# What's an Amstar?



## FTA Michael (Jul 21, 2002)

Bought a satellite receiver at a thrift shop this morning. Got it home and Googled for more info. The only thing I could find about it was an eBay auction that ended just this evening (eerie coincidence). My receiver looks exactly like the one pictured here: http://cgi.ebay.com/ws/eBayISAPI.dl...&category=32848&sspagename=STRK:MEBWA:IT&rd=1

It's an Amstar BR-1000 Plus. It has a C/Ku switch on the back. The front has lots of knobs; it seems very analog. It has a sticker on the front saying that it has been approved by the N.A. Telecommunication Corp. It has a sticker on the back saying that it has been inspected by the City of Los Angeles(?!?).

So what the heck is it, and what can I do with it? More important, what can I do with it without building a BUD?


----------



## RJS1111111 (Mar 23, 2002)

You're not going to pull in a decent C-band signal without a BUD or equivalent. There aren't many (any?) analog channels on Ku-band or (upper-Ku) DBS. I suppose you _might_ possibly be able to make the local oscillator frequency setting low enough (and design your own exotic LNB to go with it), so that you could watch possible terrestrial broadcasts. Maybe as low as UHF band, but I doubt it. Once upon a time, they were "narrow-casting" premium channels into subscriber neighborhoods, unscrambled at low microwave frequencies. Then there's "wireless cable" in some areas at microwave frequencies, but that is most likely all-digital (more channels compressed into less bandwidth).

With lots of improvisation, it might make a good rig for experimental high-frequency amateur radio.


----------



## TonyM (Aug 14, 2003)

If it can pick up KU band, you can aim a 30" or larger dish and get feeds, and during football & basketball season, lots of college backhauls.


----------



## Richard King (Mar 25, 2002)

Just a guess, but what you have was probably owned at one time by an Amway rep. I think they had a KU channel up there somewhere at one time.


----------



## FTA Michael (Jul 21, 2002)

Thumbing through LyngSat, I'm inspired for another newbie question. If I point a 30" dish at Galaxy 10R, could I pick up The Outdoor Channel East at "4180 H"? LyngSat lists one analog clear channel for that bird, and I interpret the table to say that's it.

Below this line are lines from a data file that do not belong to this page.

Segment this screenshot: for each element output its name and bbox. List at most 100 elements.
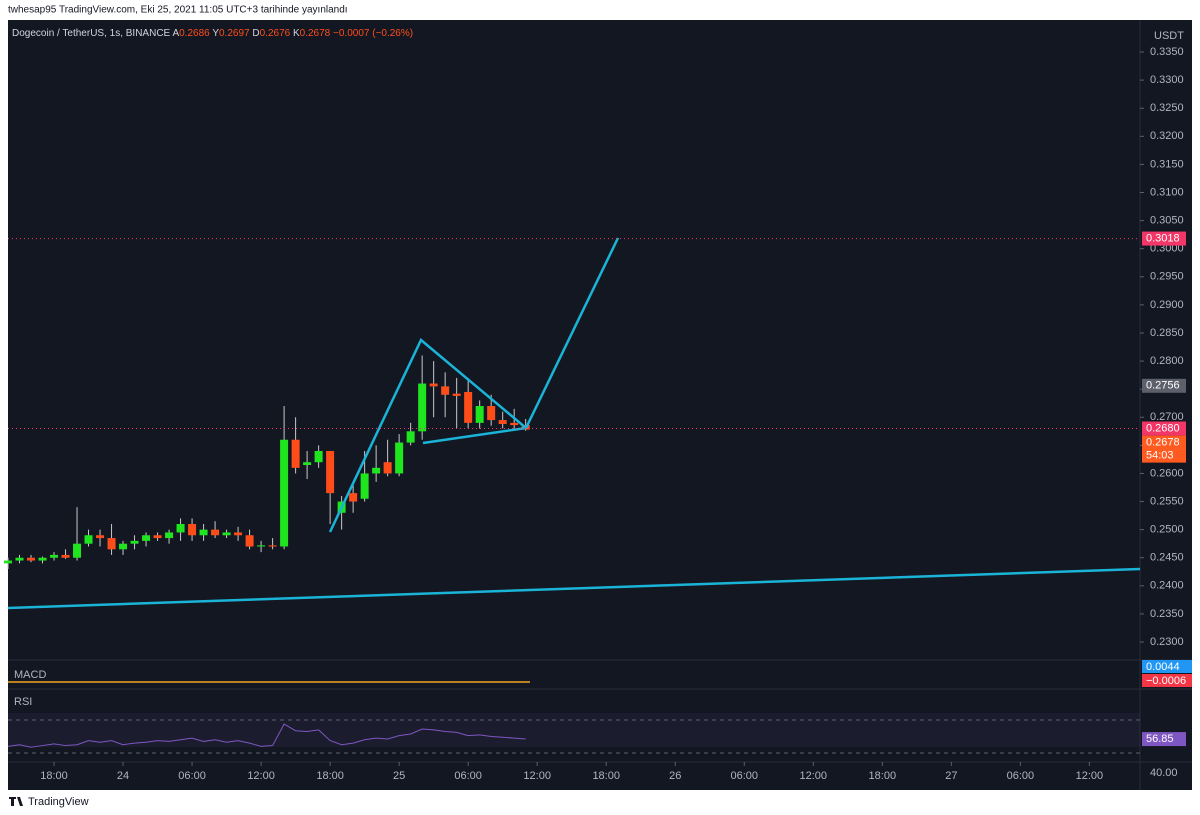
legend-label: Y — [212, 28, 219, 39]
legend-item: 0.2697 — [219, 28, 250, 39]
candle-body — [383, 462, 392, 474]
pennant-line — [422, 426, 527, 445]
y-tick-label: 0.2550 — [1150, 495, 1184, 507]
y-tick-label: 0.3100 — [1150, 186, 1184, 198]
y-tick-label: 0.2600 — [1150, 467, 1184, 479]
x-tick-label: 12:00 — [523, 770, 551, 782]
y-tick-label: 0.3000 — [1150, 243, 1184, 255]
y-tick-label: 0.2700 — [1150, 411, 1184, 423]
chart-background — [8, 20, 1140, 790]
candle-body — [4, 560, 12, 564]
x-tick-label: 18:00 — [40, 770, 68, 782]
candle-body — [280, 439, 289, 547]
candle-body — [291, 439, 300, 468]
candle-body — [96, 535, 105, 539]
candle-body — [360, 473, 369, 499]
y-tick-label: 0.2350 — [1150, 608, 1184, 620]
y-tick-label: 0.3050 — [1150, 215, 1184, 227]
macd-tag — [1142, 660, 1192, 673]
price-label: 0.2678 — [1146, 437, 1180, 449]
header: twhesap95 TradingView.com, Eki 25, 2021 … — [8, 5, 348, 16]
candle-body — [395, 442, 404, 474]
y-tick-label: 0.3350 — [1150, 46, 1184, 58]
legend-item: 0.2678 — [300, 28, 331, 39]
x-tick-label: 06:00 — [730, 770, 758, 782]
y-tick-label: 0.3250 — [1150, 102, 1184, 114]
candle-body — [188, 524, 197, 536]
pennant-line — [328, 338, 527, 533]
candle-body — [234, 532, 243, 536]
price-label: 0.2756 — [1146, 380, 1180, 392]
y-tick-label: 0.2500 — [1150, 524, 1184, 536]
candle-body — [326, 450, 335, 494]
candle-body — [107, 538, 116, 550]
rsi-band — [8, 713, 1140, 747]
candle-body — [73, 543, 82, 558]
candle-body — [38, 557, 47, 561]
price-tag — [1142, 378, 1186, 393]
x-tick-label: 12:00 — [800, 770, 828, 782]
x-tick-label: 12:00 — [247, 770, 275, 782]
level-tag — [1142, 421, 1186, 436]
candle-body — [257, 545, 266, 547]
legend-label: D — [252, 28, 259, 39]
y-tick-label: 0.2400 — [1150, 580, 1184, 592]
legend-label: A — [172, 28, 179, 39]
candle-body — [165, 532, 174, 539]
currency: USDT — [1154, 30, 1184, 42]
rsi-current: 56.85 — [1146, 733, 1174, 745]
candle-body — [211, 529, 220, 536]
candle-body — [303, 462, 312, 466]
y-tick-label: 0.2950 — [1150, 271, 1184, 283]
legend-item: −0.0007 (−0.26%) — [333, 28, 413, 39]
candle-body — [176, 524, 185, 533]
y-tick-label: 0.3300 — [1150, 74, 1184, 86]
legend-label: K — [293, 28, 300, 39]
rsi-line — [7, 723, 526, 748]
candle-body — [142, 535, 151, 541]
candle-body — [245, 535, 254, 547]
x-tick-label: 06:00 — [178, 770, 206, 782]
candle-body — [130, 540, 139, 544]
y-tick-label: 0.2900 — [1150, 299, 1184, 311]
candle-body — [418, 383, 427, 432]
x-tick-label: 12:00 — [1076, 770, 1104, 782]
candle-body — [314, 450, 323, 463]
candle-body — [15, 557, 24, 561]
candle-body — [61, 554, 70, 558]
candle-body — [50, 554, 59, 558]
legend: Dogecoin / TetherUS, 1s, BINANCE A0.2686… — [12, 28, 413, 39]
candle-body — [119, 543, 128, 550]
candle-body — [372, 467, 381, 474]
legend-item: 0.2676 — [260, 28, 291, 39]
y-tick-label: 0.3200 — [1150, 130, 1184, 142]
candle-body — [475, 406, 484, 423]
candle-body — [441, 386, 450, 395]
candle-body — [349, 493, 358, 502]
candle-body — [153, 535, 162, 539]
y-tick-label: 0.2800 — [1150, 355, 1184, 367]
x-tick-label: 24 — [117, 770, 129, 782]
candle-body — [27, 557, 36, 561]
y-tick-label: 0.2300 — [1150, 636, 1184, 648]
x-tick-label: 27 — [945, 770, 957, 782]
y-tick-label: 0.2450 — [1150, 552, 1184, 564]
rsi-name: RSI — [14, 696, 32, 708]
x-tick-label: 25 — [393, 770, 405, 782]
y-tick-label: 0.2850 — [1150, 327, 1184, 339]
countdown: 54:03 — [1146, 450, 1174, 462]
x-tick-label: 18:00 — [592, 770, 620, 782]
trend-line — [7, 567, 1141, 610]
rsi-tag — [1142, 732, 1186, 747]
legend-text: Dogecoin / TetherUS, 1s, BINANCE A0.2686… — [12, 28, 413, 39]
level-label: 0.3018 — [1146, 232, 1180, 244]
y-tick-label: 0.3150 — [1150, 158, 1184, 170]
candle-body — [268, 545, 277, 547]
candle-body — [452, 393, 461, 396]
x-tick-label: 06:00 — [1007, 770, 1035, 782]
legend-item: 0.2686 — [179, 28, 210, 39]
macd-name: MACD — [14, 669, 46, 681]
x-tick-label: 06:00 — [454, 770, 482, 782]
macd-label: 0.0044 — [1146, 661, 1180, 673]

(I know I need a digital box for the Outdoor Channel East and West digital feeds.)

With a signal strength needle on its front, maybe I can make this critter work as a signal-finder or proof-of-concept for aiming a dish. Then I can figure out which digital receiver to go for on eBay.


----------



## TonyM (Aug 14, 2003)

carload said:


> Thumbing through LyngSat, I'm inspired for another newbie question. If I point a 30" dish at Galaxy 10R, could I pick up The Outdoor Channel East at "4180 H"? LyngSat lists one analog clear channel for that bird, and I interpret the table to say that's it.


anything 4 digit frequencies (4180) are C-Band and you need at least a 6 foot dish and correct LNB for that.

If you have a spare 30" around, aim it at AMC9 (85). TP19 is usually up with color bars.


----------